Saturday, April 2, 2016

Sakura Ground Zero




I’m lost.  There is a tree out my window.  The petals area already full-flashing white, extended.  But the green leaves that follow the petals have already made their way out into view, as well.  Normally I would triumph the green.  But there is a sadness here, when green begins to overwhelm the brilliant white of the blossom petals.  The white that yields to green.  This is the undeniable wind down of the sakura season.   I must have missed most of the grand show. 

Someone looking out the same view suggests that the tree I am seeing is a plum tree and not a cherry tree.  The cherry trees have yet to peak, you see.  Plum blossoms always come a few weeks earlier.

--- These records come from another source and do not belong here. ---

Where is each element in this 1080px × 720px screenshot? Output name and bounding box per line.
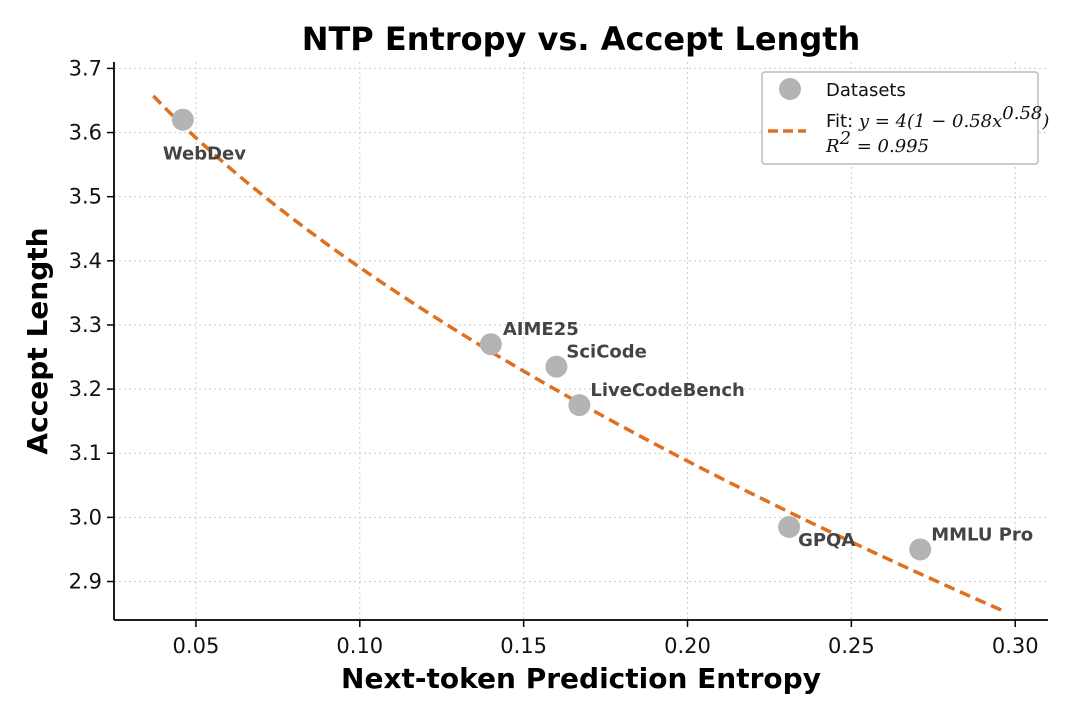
y-tick-label: 3.2 xyxy=(69,377,102,401)
point-label: GPQA xyxy=(798,530,855,551)
y-tick-label: 2.9 xyxy=(69,570,102,594)
y-tick-label: 3.6 xyxy=(69,121,102,145)
legend-fit-exponent: 0.58 xyxy=(1002,103,1042,124)
grid-lines xyxy=(114,62,1048,620)
legend-fit-prefix: Fit: xyxy=(826,111,859,132)
legend-r2-exponent: 2 xyxy=(839,128,851,149)
x-axis-label: Next-token Prediction Entropy xyxy=(341,662,821,695)
x-ticks: 0.05 0.10 0.15 0.20 0.25 0.30 xyxy=(173,620,1039,658)
x-tick-label: 0.30 xyxy=(992,634,1039,658)
legend-fit-label: Fit: y = 4(1 − 0.58x0.58) xyxy=(826,103,1049,132)
point-label: SciCode xyxy=(566,342,646,363)
data-point xyxy=(545,355,568,378)
y-tick-label: 3.4 xyxy=(69,249,102,273)
point-label: MMLU Pro xyxy=(931,524,1033,545)
x-tick-label: 0.15 xyxy=(500,634,547,658)
x-tick-label: 0.20 xyxy=(664,634,711,658)
x-tick-label: 0.10 xyxy=(336,634,383,658)
y-tick-label: 3.7 xyxy=(69,56,102,80)
legend: Datasets Fit: y = 4(1 − 0.58x0.58) R2 = … xyxy=(761,71,1049,165)
y-tick-label: 3.1 xyxy=(69,441,102,465)
axes xyxy=(113,62,1048,621)
chart-title: NTP Entropy vs. Accept Length xyxy=(302,20,861,58)
point-label: AIME25 xyxy=(503,319,579,340)
data-point xyxy=(171,108,194,131)
legend-fit-equation: y = 4(1 − 0.58x xyxy=(858,111,1002,132)
point-label: WebDev xyxy=(163,144,246,165)
legend-fit-close: ) xyxy=(1041,111,1049,132)
data-point xyxy=(909,538,932,561)
legend-r2-label: R2 = 0.995 xyxy=(825,128,929,157)
data-point xyxy=(778,516,801,538)
point-label: LiveCodeBench xyxy=(590,380,744,401)
legend-box xyxy=(761,71,1039,165)
y-ticks: 2.9 3.0 3.1 3.2 3.3 3.4 3.5 3.6 3.7 xyxy=(69,56,114,594)
y-axis-label: Accept Length xyxy=(21,227,54,454)
x-tick-label: 0.25 xyxy=(828,634,875,658)
y-tick-label: 3.5 xyxy=(69,185,102,209)
data-point xyxy=(568,394,591,417)
legend-r2-value: = 0.995 xyxy=(851,136,929,157)
legend-scatter-label: Datasets xyxy=(826,80,906,101)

Oh.  That’s very different.  That means it is still very early.  This is an umei and the sakura is all pending.   Outside, in front of the hotel, I stand beneath a tree that is panting white radiance.  There is no green.  “You are here at just the right time.”

Later I went to sakura ground-zero.  I did not go to Naka Meguro to see the cherry blossoms.  Friends live there, right off the canal and we’d long since planned to meet.  Arriving I got spun around and walked off in just the wrong direction:  “Where’s the canal?”  One more block from here?  No.  This can’t be. Turn.  Phone.  Confirm.  OK.  You are moving in the wrong direction.



Cross the high street and now I am on the canal.  It is full of nighttime cherry blossom gazers.  The trees?  They are resplendent.  Surely this explosion of white for tree after tree is worthy of consideration.  I hear so much Chinese spoken as I dart along the canal, weaving in and out of people.  Ever more Chinese tourists of means, rather than simply migrant workers, can only auger well for Sino-Japanese relations.  Some are used to veering right, some are used to veering left and it is all a big mess trying to walk along through the crowds.  I’m late and I’m not moving with much of any rapidity.  People are on the side of the canal and selling wine and snacks.  I wish I wasn’t in a hurry.




Standing beneath a brilliant white tree, in the dark evening time I take an improbable picture.   And then another.   So does everyone else.